Exploring new materials by high-pressure synthesis

Iron-based superconductors are a family of materials that attracts considerable attention, because of the high-temperature superconductivity and unconventional pairing mechanism. All compounds have a conducting layer made of iron and a pnictide (often Arsenic) and differ from the atoms and structure in between those layers. Among the different families, the Ca1−xLaxFeAs2, known as 112, is a recently discovered one. It also displays the peculiar property of having a conducting plane made of As zig-zag chains, as well as microscopic coexistence of superconductivity and antiferromagnetic order.

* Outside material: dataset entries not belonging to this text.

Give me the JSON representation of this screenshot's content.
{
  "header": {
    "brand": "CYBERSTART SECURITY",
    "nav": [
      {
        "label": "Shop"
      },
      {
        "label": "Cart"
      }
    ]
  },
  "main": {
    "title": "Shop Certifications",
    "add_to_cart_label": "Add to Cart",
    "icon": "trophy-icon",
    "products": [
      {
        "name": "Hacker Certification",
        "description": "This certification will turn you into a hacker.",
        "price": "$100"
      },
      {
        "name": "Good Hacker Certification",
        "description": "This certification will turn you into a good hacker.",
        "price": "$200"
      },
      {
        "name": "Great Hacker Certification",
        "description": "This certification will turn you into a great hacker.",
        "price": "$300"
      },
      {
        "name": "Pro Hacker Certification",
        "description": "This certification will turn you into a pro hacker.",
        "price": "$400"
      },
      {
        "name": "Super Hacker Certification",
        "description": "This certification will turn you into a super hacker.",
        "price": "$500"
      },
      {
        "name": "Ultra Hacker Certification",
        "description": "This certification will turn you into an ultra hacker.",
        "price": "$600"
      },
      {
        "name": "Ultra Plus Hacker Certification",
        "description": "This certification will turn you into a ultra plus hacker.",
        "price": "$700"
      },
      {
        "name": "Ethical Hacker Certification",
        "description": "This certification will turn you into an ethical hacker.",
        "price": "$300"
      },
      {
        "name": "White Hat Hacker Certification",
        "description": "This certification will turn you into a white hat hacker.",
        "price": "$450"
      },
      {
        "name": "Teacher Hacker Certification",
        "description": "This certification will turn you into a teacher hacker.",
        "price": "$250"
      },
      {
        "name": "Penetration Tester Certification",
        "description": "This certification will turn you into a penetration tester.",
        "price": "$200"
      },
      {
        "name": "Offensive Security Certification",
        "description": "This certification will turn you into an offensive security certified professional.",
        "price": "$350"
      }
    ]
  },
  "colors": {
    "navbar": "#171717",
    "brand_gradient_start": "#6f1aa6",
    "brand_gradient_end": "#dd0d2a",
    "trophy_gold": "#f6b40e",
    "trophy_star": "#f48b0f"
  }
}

Using the high-pressure crystal growth apparatus in our laboratory, we created and investigated a new composition of 112 Fe-based superconductors, exploring the material properties when overdoped with electrons, achieved by replacing more than 50% Ca by La. Magnetic measurements show an antiferromagnetic transition at TN= 120 K, well above the one at lower doping (0.15 < x < 0.27). Because of the limited size of single crystals produced by high-pressure synthesis, Focused Ion Beam microstructure was used to prepare a hall bar sample for magnetoresistance and Hall coefficient measurement. To complete the study, single-crystal X-ray diffraction data have been collected at ESRF Synchrotron, further strengthening our findings from magnetization and transport measurements.